Model Answer Check point totals
A bacterial population contains random genetic variation, including occasional mutations that reduce a cell's sensitivity to an antibiotic, even before the antibiotic is ever used. [2] When the antibiotic is applied, susceptible cells die while resistant cells survive and reproduce, so each generation contains a higher proportion of resistant bacteria than the last. [2] A named example, such as MRSA, where mutations that altered methicillin's target protein let some Staphylococcus aureus cells survive treatment, and their descendants now make up a large share of infections in some hospitals today. [2]
1. Random variation exists before treatment2
2. Differential survival shifts the population2
3. Named example (MRSA)2
Total: 6
Marking guidance (optional, one bullet per line)
  • Full credit for the first paragraph requires stating that variation already exists before the antibiotic is applied, not just that bacteria vary.
  • Award the second paragraph even without the phrase "differential survival," as long as the answer describes susceptible cells dying while resistant cells survive and reproduce.
  • Accept a named example other than MRSA, such as drug-resistant tuberculosis, for the third paragraph if it is explained correctly.

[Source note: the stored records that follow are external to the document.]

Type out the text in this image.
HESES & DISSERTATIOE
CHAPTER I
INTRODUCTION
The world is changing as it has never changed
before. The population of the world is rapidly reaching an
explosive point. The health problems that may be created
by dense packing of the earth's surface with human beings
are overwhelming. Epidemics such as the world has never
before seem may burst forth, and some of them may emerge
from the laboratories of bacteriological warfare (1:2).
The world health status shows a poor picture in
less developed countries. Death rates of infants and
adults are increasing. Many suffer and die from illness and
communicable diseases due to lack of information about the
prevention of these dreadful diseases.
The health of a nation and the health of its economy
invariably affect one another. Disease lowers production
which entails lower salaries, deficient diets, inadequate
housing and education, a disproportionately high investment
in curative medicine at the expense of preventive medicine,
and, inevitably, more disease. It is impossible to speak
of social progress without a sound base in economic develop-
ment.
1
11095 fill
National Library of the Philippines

This is what produced the question, model answer, and optional scoring used in the student example above.

Privacy

Anonymous by default, named accounts if you want them

Anonymous: no name, no email, nothing to sign in with

A student reaches a question with just your class code. Their browser is given a random token so their own attempts stay together and their instructor can see them, but that token carries no identity, and nothing else about the student is collected or stored.

They can sign out from the same browser at any time, which ends that session without deleting the work already on record.

Named accounts: an option you can turn on

If you'd rather students keep the same identity across devices and sessions, you can enable named accounts for your deployment. Students then register with a username, email, and password, and their history follows their account instead of a browser token.

This is a setting for the whole deployment, not per class, and most trials run anonymous-only.

Scope

What Essay Coach is not for

Not for term papers or open-ended essays. It is built around exam-style questions that ask a student to explain a concept with examples, each with a known model answer to check against, not longer independent research or argumentative writing with no single right shape.

Not a real exam. It automates formative feedback for practice, not summative grading of a real assessment.

Not a writing-skills tutor. It is built to help a student learn the shape of a good answer to a specific question, through repetition, not to teach writing craft in general.